For the past two weeks your two top teeth have been trying to make their way into the world. Leta, those two teeth are HUGE. I didn’t know babies could have such gigantic teeth. They are a big as walrus tusks, and I’ve considered pulling them and crafting some ivory jewelry. You can bite through cardboard boxes and rip holes in stuffed animals. Yesterday I gave you a sealed box of Dulcolax to entertain you for just a few seconds while I wiped down the kitchen counters. Within two seconds you had gnawed through the box and were on the verge of puncturing an actual tablet wrapped in plastic coating. I had to shove my fingers into your mouth to dig out portions of the box, and then I picked you up, set you on my hip and called the police. “Please arrest me,” I begged them.
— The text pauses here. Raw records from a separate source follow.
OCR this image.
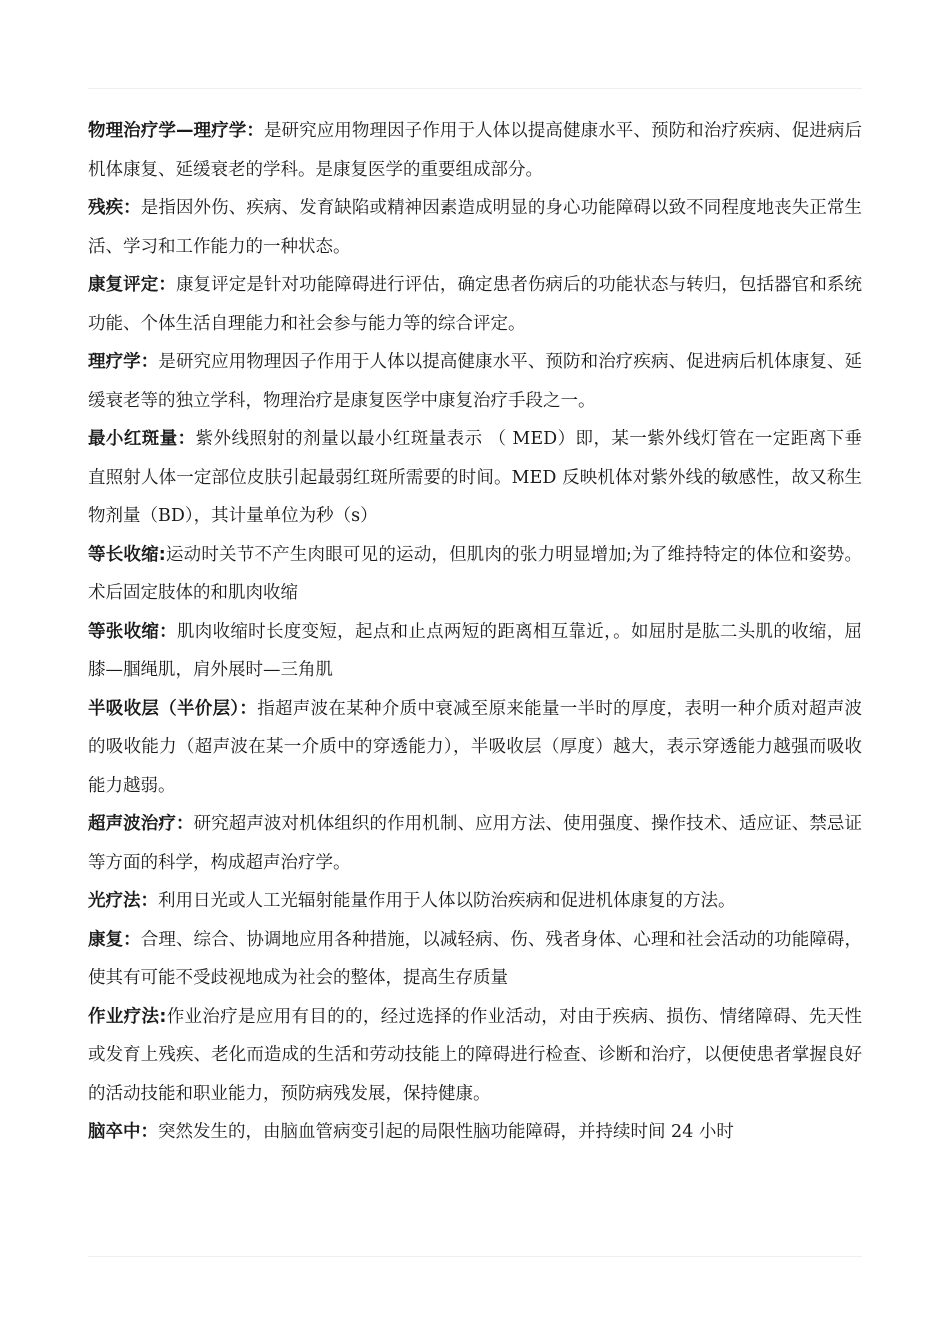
物理治疗学—理疗学：是研究应用物理因子作用于人体以提高健康水平、预防和治疗疾病、促进病后机体康复、延缓衰老的学科。是康复医学的重要组成部分。

残疾：是指因外伤、疾病、发育缺陷或精神因素造成明显的身心功能障碍以致不同程度地丧失正常生活、学习和工作能力的一种状态。

康复评定：康复评定是针对功能障碍进行评估，确定患者伤病后的功能状态与转归，包括器官和系统功能、个体生活自理能力和社会参与能力等的综合评定。

理疗学：是研究应用物理因子作用于人体以提高健康水平、预防和治疗疾病、促进病后机体康复、延缓衰老等的独立学科，物理治疗是康复医学中康复治疗手段之一。

最小红斑量：紫外线照射的剂量以最小红斑量表示 （ MED）即，某一紫外线灯管在一定距离下垂 直照射人体一定部位皮肤引起最弱红斑所需要的时间。MED 反映机体对紫外线的敏感性，故又称生物剂量（BD），其计量单位为秒（s）

等长收缩:运动时关节不产生肉眼可见的运动，但肌肉的张力明显增加;为了维持特定的体位和姿势。术后固定肢体的和肌肉收缩

等张收缩：肌肉收缩时长度变短，起点和止点两短的距离相互靠近，。如屈肘是肱二头肌的收缩，屈膝—腘绳肌，肩外展时—三角肌

半吸收层（半价层）：指超声波在某种介质中衰减至原来能量一半时的厚度，表明一种介质对超声波的吸收能力（超声波在某一介质中的穿透能力），半吸收层（厚度）越大，表示穿透能力越强而吸收能力越弱。

超声波治疗：研究超声波对机体组织的作用机制、应用方法、使用强度、操作技术、适应证、禁忌证等方面的科学，构成超声治疗学。

光疗法：利用日光或人工光辐射能量作用于人体以防治疾病和促进机体康复的方法。

康复：合理、综合、协调地应用各种措施，以减轻病、伤、残者身体、心理和社会活动的功能障碍，使其有可能不受歧视地成为社会的整体，提高生存质量

作业疗法:作业治疗是应用有目的的，经过选择的作业活动，对由于疾病、损伤、情绪障碍、先天性或发育上残疾、老化而造成的生活和劳动技能上的障碍进行检查、诊断和治疗，以便使患者掌握良好的活动技能和职业能力，预防病残发展，保持健康。

脑卒中：突然发生的，由脑血管病变引起的局限性脑功能障碍，并持续时间 24 小时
Your first Christmas was a week ago, and your father and I decided that Santa Claus should only bring you three gifts because that’s all Jesus got. Santa brought you colored blocks, some sort of pop-up toy, and the orange Boohbah. You were far more interested in the wrapping paper than the toys — well, except for that moment you almost started humping Zing Zing Zingbah. We spent a few days with Grandma and Grandmommie who both gave you clothes and toys which you immediately turned over to find the tags. It’s like you’ve got Tag Radar, and no matter how cute or snugly the toy, if it doesn’t have a tag IT’S USELESS.

Here’s a photo of you with Uncle Tom:

Although you probably have no idea what you’re saying you have a habit of repeating “Go” on command. Sometimes you even say, “Go, dog, go,” and seriously, IT IS THE CUTEST THING OH MY GOD. “Go, go, go, go, go,” you’ll say, and then you’ll smile and clap your hands with pride as if you have just recited the Gettysburg Address. You love to play peekaboo and will continue to play it loooooong after I have become bored and what to play something else, but even after the hundredth time you pull down the frog blanket to reveal your face you giggle just as heartily as if it were the first time. You also giggle if I walk into the room and fart which is good because, Leta, in this family bodily functions are THE NORM. You will grow up surrounded by farts.
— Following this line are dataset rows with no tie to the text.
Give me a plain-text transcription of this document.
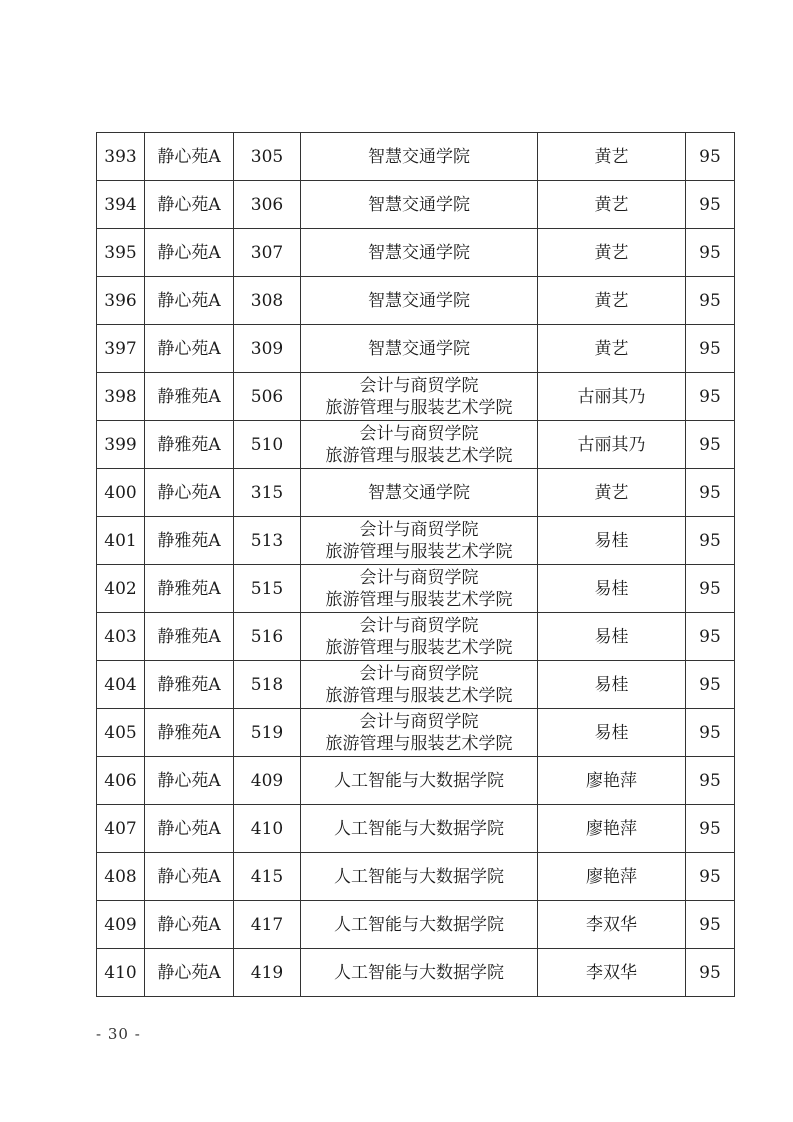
393	静心苑A	305	智慧交通学院	黄艺	95
394	静心苑A	306	智慧交通学院	黄艺	95
395	静心苑A	307	智慧交通学院	黄艺	95
396	静心苑A	308	智慧交通学院	黄艺	95
397	静心苑A	309	智慧交通学院	黄艺	95
398	静雅苑A	506	会计与商贸学院
旅游管理与服装艺术学院	古丽其乃	95
399	静雅苑A	510	会计与商贸学院
旅游管理与服装艺术学院	古丽其乃	95
400	静心苑A	315	智慧交通学院	黄艺	95
401	静雅苑A	513	会计与商贸学院
旅游管理与服装艺术学院	易桂	95
402	静雅苑A	515	会计与商贸学院
旅游管理与服装艺术学院	易桂	95
403	静雅苑A	516	会计与商贸学院
旅游管理与服装艺术学院	易桂	95
404	静雅苑A	518	会计与商贸学院
旅游管理与服装艺术学院	易桂	95
405	静雅苑A	519	会计与商贸学院
旅游管理与服装艺术学院	易桂	95
406	静心苑A	409	人工智能与大数据学院	廖艳萍	95
407	静心苑A	410	人工智能与大数据学院	廖艳萍	95
408	静心苑A	415	人工智能与大数据学院	廖艳萍	95
409	静心苑A	417	人工智能与大数据学院	李双华	95
410	静心苑A	419	人工智能与大数据学院	李双华	95
- 30 -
This month you have also developed a great love for your rubber ducky, for sticking your tongue out, for reaching out to grab my tongue, for acting shy when your father walks in the door from work, for smiling at strangers in the grocery store, for opening your mouth like a baby bird when we feed you small bites of our cinnamon rolls, for blabbing incessantly while being fed applesauce, for sucking your thumb while riding in the car.

This month I have memorized the curve of your smile, the dimples in your cheeks and forehead, the point at which the curls at the back of your head meet your neck. Last week a terrible tragedy took the lives of thousands and thousands of innocent people on the other side of the world, the lives of mothers, fathers, brothers, sisters, sons, and daughters. I still haven’t wrapped my head around what happened and the suffering that so many people are going through, but I do know that it has made me feel overwhelmed with my love for you. I cannot imagine ever losing you. I would search the world over for you. I would hold you to my chest until my hands bled. I am so thankful to have you here, to have your giggles echo through the house, the noise of your life in my ears, my beautiful daughter, my little LeeLee.